MELANIE WARD profiles the abolitionist, social reformer and activist who fought for the rights of women, and championed Belfast’s poor throughout a long life that encompassed the most turbulent years of Irish history.

Born in Belfast on 8 July, 1770, Mary Ann McCracken spent her life campaigning for the rights of women and children, the abolition of slavery and the revival of Irish music, language and culture.

Mary Ann was one of six children born to Captain John McCracken, a devout Presbyterian of Scots descent, and his wife Ann Joy. They were a wealthy family – Mary Ann’s father was a ship owner who was also a partner in Belfast’s first cotton mill, while her mother descended from a French Hugenot family who had made a fortune through the linen industry and founded the Belfast Newsletter.

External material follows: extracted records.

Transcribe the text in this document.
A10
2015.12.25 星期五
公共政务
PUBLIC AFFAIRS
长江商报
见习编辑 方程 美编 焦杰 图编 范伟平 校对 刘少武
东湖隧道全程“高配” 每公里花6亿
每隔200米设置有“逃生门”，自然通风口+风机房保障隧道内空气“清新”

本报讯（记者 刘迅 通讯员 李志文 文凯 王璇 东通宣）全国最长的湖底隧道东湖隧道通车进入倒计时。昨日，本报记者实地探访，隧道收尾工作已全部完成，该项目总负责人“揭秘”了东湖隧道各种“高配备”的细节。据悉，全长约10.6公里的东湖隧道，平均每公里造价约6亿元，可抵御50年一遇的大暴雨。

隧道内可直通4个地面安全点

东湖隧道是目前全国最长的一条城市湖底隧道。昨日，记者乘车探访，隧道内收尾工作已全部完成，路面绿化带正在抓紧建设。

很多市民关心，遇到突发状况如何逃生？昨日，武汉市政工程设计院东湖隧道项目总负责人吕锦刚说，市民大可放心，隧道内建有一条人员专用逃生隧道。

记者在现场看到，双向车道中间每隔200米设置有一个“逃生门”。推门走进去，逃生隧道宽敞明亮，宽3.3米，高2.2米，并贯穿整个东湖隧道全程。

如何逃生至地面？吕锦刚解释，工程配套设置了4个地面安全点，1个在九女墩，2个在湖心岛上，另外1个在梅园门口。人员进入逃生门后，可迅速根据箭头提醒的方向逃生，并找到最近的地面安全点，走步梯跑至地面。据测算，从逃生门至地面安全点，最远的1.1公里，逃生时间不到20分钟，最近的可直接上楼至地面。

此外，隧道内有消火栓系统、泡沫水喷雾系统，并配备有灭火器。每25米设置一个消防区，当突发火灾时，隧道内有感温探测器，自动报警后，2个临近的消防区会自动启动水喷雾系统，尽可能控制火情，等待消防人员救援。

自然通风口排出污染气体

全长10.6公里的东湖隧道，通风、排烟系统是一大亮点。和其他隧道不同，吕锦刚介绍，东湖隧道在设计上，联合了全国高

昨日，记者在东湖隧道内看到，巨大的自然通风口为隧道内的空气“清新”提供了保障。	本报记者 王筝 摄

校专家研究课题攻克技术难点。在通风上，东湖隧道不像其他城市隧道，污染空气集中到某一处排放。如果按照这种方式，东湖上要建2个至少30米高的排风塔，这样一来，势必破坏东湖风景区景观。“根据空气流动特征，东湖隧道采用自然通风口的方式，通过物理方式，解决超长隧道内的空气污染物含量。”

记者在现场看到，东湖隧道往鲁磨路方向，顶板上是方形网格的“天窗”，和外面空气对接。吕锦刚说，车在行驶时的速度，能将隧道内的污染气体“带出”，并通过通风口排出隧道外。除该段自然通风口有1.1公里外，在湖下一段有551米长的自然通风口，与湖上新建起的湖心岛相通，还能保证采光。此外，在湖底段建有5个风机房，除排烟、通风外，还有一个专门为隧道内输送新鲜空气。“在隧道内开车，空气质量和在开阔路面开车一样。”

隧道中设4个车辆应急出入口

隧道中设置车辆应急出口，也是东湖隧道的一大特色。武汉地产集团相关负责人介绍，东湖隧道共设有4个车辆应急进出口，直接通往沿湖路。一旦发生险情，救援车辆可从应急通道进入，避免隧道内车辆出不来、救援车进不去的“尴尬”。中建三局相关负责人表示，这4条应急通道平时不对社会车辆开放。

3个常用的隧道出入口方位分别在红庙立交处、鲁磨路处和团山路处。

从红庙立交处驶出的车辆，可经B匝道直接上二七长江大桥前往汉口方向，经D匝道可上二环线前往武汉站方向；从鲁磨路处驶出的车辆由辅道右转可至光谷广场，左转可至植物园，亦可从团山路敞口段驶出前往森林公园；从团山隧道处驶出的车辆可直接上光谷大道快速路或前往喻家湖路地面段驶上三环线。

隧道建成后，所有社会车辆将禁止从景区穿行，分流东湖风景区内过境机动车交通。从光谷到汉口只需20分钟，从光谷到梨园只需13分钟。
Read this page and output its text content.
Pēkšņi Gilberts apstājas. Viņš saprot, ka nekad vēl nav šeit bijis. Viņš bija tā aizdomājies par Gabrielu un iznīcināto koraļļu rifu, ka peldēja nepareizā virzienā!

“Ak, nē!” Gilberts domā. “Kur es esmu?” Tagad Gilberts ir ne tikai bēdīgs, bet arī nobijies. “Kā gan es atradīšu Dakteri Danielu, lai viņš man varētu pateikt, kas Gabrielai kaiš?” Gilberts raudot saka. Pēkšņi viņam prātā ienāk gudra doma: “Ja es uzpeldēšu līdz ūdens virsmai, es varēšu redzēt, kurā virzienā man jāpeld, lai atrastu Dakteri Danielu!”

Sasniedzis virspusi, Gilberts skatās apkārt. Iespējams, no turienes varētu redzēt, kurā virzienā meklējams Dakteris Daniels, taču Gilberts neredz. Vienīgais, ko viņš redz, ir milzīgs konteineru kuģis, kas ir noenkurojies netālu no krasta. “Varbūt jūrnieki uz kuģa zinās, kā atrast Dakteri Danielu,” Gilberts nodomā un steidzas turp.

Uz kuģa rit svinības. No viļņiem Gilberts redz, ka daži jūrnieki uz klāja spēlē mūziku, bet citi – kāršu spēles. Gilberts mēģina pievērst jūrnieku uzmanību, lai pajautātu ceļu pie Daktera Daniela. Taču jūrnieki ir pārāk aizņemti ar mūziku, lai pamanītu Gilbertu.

As Presbyterians, the Joy McCracken family suffered the same civil and political restrictions imposed on the Catholic majority and in the 1780s, along with other Presbyterians, they began lobbying for reform. In the 1790’s, Mary Ann’s three brothers joined the United Irishmen in the hope of ending English rule in Ireland and creating a free and just society for ‘Protestant, Catholic and Dissenter’.

Henry Joy and William McCracken were imprisoned in Kilmainham jail in 1797 for their political activities. Following their release later that year they took an active role in the 1798 rebellion and when it failed Mary tried to arrange for Henry Joy to escape to America.

He was arrested boarding the ship, tried and sentenced to death. Mary attended his trial and walked with him to the place of execution in Belfast High Street, only leaving at his request.

After Henry’s execution, Mary Ann took on responsibility for his illegitimate daughter Maria, adopting her and raising her until her marriage; as an old woman Mary Ann was to live with her niece and family.
From the 1790s Mary Ann and her sister Margaret ran a business manufacturing and selling linens. Originally employing home workers, the business was so successful that by the early nineteenth century it had moved to factory production and the McCracken sisters gained a reputation for being benevolent employers, refusing to cut costs by cutting wages. The economic collapse of 1815 resulted in the closure of the business.

Mary Ann continued to support the revolutionary cause. In 1803 she helped the United Irishman Thomas Russell escape to Dublin after he had tried – and failed – to win Northern support for Robert Emmett’s uprising. 

Following his capture, she paid for his trial defence and, after his execution, his headstone.